Esordio migliore non poteva esserci. Per la sua prima volta alle Olimpiadi Nicola Tumolero si è regalato un'inattesa e bellissima medaglia. Un terzo posto nei 10.000 metri di pattinaggio velocità reso ancora più entusiasmante dall'effetto sorpresa. Ma dopo questo bronzo, il nome di Tumolero sarà certamente più familiare al grande pubblico.

Nato il 24 settembre 1994 ad Asiago, Nicola indossa i pattini fin dall'età di 6 anni, quando, a un certo punto, i genitori lo iscrivono alla società 'Sportivi del Ghiaccio Roana', per fargli sperimentare la disciplina. Il papà, pattinatore da giovane, decide di lasciare il figlio libero di scegliere, ma è il dna a fare la differenza. Nicola persegue con tenacia la sua grande passione, crescendo di giorno in giorno.

Il suo primo grande successo è abbastanza recente: la medaglia d'oro nei 5.000 metri ai campionati europei di pattinaggio di velocità 2018 svoltisi ad inizio gennaio nella località russa di Kolomna: un gustoso antipasto di quello che sarebbe stato l'exploit olimpico. L'oro di Nicola è andato a far compagnia a quello conquistato 12 anni prima da Enrico Fabris. Quello stesso Fabris campione olimpico nei 1500 metri a Torino 2006 e oggi suo allenatore. Una sorta di passaggio di testimone tra i due. Da Torino a PyeongChang, dal 2006 al 2018. Per stessa ammissione del giovane poliziotto veneto, già la qualificazione alle Olimpiadi è stata un traguardo e l'idea medaglia non era contemplata nella testa.

Ragazzo determinato e capace, al termine della gara Tumolero ha dedicato il successo alla famiglia, papà Diego, mamma Orietta e la sorella Alessia, che per l'occasione hanno chiuso il hanno negozio di abbigliamento di loro proprietà, per essere presenti sugli spalti a sostenere il loro campione.

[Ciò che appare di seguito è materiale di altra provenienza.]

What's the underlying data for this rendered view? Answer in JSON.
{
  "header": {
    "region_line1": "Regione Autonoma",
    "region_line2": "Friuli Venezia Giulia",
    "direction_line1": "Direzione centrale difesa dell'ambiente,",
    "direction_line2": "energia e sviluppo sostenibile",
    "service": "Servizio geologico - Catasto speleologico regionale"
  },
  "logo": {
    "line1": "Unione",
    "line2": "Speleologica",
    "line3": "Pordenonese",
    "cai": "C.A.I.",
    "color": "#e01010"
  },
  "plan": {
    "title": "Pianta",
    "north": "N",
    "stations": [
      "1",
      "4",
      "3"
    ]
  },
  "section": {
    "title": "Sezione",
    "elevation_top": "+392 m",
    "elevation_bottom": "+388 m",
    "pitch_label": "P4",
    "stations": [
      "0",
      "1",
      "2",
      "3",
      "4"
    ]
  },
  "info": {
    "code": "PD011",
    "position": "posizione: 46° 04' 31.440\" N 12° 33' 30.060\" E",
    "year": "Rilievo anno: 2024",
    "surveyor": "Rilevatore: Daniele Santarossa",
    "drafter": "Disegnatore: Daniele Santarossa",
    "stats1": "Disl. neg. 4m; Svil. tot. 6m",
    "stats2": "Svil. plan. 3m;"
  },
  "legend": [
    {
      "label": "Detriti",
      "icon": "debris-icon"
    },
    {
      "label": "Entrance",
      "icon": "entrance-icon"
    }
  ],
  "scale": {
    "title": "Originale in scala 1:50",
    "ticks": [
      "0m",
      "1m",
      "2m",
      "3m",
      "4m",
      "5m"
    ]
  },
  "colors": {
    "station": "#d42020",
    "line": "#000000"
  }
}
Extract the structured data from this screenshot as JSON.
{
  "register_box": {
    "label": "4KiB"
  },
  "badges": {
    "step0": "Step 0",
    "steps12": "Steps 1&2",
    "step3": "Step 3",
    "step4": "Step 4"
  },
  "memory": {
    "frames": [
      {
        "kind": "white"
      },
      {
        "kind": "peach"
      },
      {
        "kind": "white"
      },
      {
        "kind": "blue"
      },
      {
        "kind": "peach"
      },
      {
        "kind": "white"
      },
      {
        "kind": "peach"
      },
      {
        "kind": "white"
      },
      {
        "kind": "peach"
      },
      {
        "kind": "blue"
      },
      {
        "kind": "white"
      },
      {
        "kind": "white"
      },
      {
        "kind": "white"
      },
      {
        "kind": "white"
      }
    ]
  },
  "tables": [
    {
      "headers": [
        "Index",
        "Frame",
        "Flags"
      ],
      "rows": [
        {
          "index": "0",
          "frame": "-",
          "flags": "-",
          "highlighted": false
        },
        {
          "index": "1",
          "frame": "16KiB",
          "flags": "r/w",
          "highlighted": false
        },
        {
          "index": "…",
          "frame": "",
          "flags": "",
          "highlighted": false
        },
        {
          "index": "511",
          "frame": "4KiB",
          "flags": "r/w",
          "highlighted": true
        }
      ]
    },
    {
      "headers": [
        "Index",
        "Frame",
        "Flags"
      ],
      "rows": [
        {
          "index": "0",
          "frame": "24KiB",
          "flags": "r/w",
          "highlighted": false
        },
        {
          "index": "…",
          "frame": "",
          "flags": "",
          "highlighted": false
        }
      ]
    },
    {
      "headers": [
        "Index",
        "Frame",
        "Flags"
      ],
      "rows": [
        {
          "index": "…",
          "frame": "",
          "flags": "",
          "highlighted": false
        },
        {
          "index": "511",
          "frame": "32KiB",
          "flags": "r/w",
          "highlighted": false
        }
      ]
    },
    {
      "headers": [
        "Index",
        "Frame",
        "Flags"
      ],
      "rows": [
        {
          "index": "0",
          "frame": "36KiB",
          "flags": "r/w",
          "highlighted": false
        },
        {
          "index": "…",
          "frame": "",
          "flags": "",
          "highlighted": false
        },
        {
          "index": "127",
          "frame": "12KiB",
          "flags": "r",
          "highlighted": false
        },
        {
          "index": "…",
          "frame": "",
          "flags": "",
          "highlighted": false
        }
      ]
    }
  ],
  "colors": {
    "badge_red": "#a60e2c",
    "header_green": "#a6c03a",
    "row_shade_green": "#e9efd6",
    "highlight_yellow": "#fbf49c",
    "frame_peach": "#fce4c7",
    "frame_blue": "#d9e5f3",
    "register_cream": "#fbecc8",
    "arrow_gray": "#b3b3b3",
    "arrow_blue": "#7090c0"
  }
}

Dedica anche per la nonna Margherita e per gli amici, tra i suoi più accaniti tifosi.

L'azzurro non ha mancato di elogiare il suo tecnico. "Fabris è stato il punto di riferimento da sempre per tutti noi pattinatori, da allenatore mi ha dato molti consigli sulla tecnica", ha spiegato. "Dopo i 5mila, non andati benissimo perché ero emozionato ho scaricato la tensione, ho pensato di partire piano per non scoppiare a metà. A meno cinque km un po' l'ho avuta, ma poi è andata bene cosi".

Ora inizia una nuova fase della carriera sportiva per il pattinatore asiaghese, che nel tempo libero ama camminare in montagna, per rilassarsi e recuperare energie mentali e che, contrariamente alla maggior parte dei ragazzi italiani della sua età, non segue il calcio ma ama fare escursioni in moto da trial in compagnia degli amici di sempre. Per l'Italia si è accesa una nuova stella nel firmamento del pattinaggio internazionale.